The Reserve Bank of Australia released its minutes of the August 7, 2012 meeting on Tuesday morning. This release was highly anticipated by Aussie traders as the minutes could perhaps give some insight as to which way the board may be leaning as far as monetary policy.
As usual, the RBA minutes proved to be the most interesting as the central bank focuses so heavily on the export markets. The commodity rich country can often be thought of as a great barometer for Asian economic health, which in turn can be a great barometer of international growth.
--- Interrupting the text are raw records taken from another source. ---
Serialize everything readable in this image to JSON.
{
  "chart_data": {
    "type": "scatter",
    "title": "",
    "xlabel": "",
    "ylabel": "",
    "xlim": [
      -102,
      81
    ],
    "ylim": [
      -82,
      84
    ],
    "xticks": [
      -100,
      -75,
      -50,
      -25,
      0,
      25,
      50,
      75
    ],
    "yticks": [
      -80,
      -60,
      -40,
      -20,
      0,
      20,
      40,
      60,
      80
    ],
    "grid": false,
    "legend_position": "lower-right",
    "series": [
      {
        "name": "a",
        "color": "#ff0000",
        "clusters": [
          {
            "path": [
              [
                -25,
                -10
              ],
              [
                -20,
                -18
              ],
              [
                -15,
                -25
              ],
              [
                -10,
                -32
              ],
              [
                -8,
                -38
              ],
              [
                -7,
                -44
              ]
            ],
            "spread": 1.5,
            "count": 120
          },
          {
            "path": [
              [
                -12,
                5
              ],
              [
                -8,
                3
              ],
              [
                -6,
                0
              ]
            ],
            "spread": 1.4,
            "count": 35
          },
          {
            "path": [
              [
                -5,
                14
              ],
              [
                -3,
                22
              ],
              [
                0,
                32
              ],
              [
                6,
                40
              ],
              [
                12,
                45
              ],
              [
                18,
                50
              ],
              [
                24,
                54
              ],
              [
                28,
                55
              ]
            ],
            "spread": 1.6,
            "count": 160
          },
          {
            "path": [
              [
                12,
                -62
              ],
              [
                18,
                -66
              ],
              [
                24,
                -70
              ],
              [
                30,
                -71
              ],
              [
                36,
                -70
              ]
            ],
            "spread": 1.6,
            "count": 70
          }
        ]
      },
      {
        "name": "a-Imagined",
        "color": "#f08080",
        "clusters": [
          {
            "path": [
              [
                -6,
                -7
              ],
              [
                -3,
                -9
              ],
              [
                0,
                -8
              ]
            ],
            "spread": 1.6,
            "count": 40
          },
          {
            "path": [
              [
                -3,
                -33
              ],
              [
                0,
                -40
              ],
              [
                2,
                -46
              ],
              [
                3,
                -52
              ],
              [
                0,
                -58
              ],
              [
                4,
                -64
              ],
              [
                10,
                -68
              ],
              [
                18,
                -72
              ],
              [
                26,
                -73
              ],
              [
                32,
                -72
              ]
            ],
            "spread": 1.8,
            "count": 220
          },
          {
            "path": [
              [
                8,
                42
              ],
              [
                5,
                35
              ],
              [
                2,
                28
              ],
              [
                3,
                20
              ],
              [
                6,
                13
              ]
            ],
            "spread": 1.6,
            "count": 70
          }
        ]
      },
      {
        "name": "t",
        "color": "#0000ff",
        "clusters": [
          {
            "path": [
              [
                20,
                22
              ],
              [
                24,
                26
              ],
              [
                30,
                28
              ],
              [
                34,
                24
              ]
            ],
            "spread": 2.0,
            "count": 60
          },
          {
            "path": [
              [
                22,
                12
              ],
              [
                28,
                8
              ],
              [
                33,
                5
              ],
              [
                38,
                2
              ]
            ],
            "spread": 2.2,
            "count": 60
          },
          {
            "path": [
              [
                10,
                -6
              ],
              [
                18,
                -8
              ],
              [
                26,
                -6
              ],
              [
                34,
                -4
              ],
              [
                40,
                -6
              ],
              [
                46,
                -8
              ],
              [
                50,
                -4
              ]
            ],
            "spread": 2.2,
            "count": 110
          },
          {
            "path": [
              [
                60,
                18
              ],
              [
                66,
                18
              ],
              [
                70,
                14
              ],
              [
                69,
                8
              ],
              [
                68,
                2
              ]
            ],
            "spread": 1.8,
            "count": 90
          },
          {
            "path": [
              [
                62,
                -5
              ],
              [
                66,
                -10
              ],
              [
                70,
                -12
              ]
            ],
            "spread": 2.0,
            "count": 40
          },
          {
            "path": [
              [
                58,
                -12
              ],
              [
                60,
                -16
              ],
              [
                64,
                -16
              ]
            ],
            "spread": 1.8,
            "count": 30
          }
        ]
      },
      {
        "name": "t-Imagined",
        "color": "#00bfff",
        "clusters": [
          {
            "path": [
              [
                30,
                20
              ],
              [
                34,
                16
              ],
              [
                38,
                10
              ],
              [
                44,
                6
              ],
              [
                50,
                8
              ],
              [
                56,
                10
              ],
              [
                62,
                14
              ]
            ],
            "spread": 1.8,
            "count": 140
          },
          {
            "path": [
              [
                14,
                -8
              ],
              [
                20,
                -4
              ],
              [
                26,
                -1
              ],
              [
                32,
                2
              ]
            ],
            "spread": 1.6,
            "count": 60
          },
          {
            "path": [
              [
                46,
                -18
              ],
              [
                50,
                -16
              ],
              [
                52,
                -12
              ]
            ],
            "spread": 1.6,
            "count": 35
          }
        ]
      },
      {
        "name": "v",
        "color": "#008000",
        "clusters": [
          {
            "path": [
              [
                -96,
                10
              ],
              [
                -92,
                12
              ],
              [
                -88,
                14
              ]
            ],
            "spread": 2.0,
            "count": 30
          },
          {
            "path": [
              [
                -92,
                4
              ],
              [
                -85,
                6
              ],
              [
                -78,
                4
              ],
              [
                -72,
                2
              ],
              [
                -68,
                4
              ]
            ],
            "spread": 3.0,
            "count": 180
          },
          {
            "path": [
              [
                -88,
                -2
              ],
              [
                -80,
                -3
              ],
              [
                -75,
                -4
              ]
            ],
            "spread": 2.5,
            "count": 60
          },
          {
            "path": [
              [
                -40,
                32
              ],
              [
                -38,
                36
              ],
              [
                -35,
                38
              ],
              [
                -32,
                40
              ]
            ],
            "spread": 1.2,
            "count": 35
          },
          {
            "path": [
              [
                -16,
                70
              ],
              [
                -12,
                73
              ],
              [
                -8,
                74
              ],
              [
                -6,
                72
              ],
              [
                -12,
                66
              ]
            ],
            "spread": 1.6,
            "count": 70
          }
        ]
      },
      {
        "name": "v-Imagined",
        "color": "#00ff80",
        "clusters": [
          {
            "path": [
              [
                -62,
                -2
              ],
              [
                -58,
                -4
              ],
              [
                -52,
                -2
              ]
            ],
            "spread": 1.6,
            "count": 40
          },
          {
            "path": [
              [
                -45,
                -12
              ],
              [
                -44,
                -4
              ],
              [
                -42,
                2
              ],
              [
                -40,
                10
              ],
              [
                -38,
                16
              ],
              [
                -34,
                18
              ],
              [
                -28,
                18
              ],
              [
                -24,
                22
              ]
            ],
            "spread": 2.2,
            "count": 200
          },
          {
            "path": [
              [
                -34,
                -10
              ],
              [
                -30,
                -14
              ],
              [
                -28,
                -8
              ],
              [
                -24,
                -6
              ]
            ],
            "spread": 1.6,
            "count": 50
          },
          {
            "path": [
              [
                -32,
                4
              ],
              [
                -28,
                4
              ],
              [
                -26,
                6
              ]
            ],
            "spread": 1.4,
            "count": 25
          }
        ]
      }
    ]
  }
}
The minutes stated that the members were briefed that the IMF global growth forecasts had been downgraded to 3.5 percent for 2012, and 3.9 percent for 2013, both of which were substantially lower than previously forecasted. The forecast for Australia’s largest trading partners in Asia was still expected to be a full percentage point over the global expectations though. This IMF also stated that the larger risk was to the downside globally.
Members of the RBA stated that they saw the Chinese economy settling into a more sustainable rate of growth, and because of this a rate cut seemed unlikely in Australia at this point. The United States slowed a bit, and the Australians are certainly aware of this. The Europeans are still struggling, and as a result it is unlikely that the growth in Australia will warrant any monetary tightening in the near future.
However, with the Asian economies counterbalancing the weakness in other markets, the central bank looks set to sit still in the near term.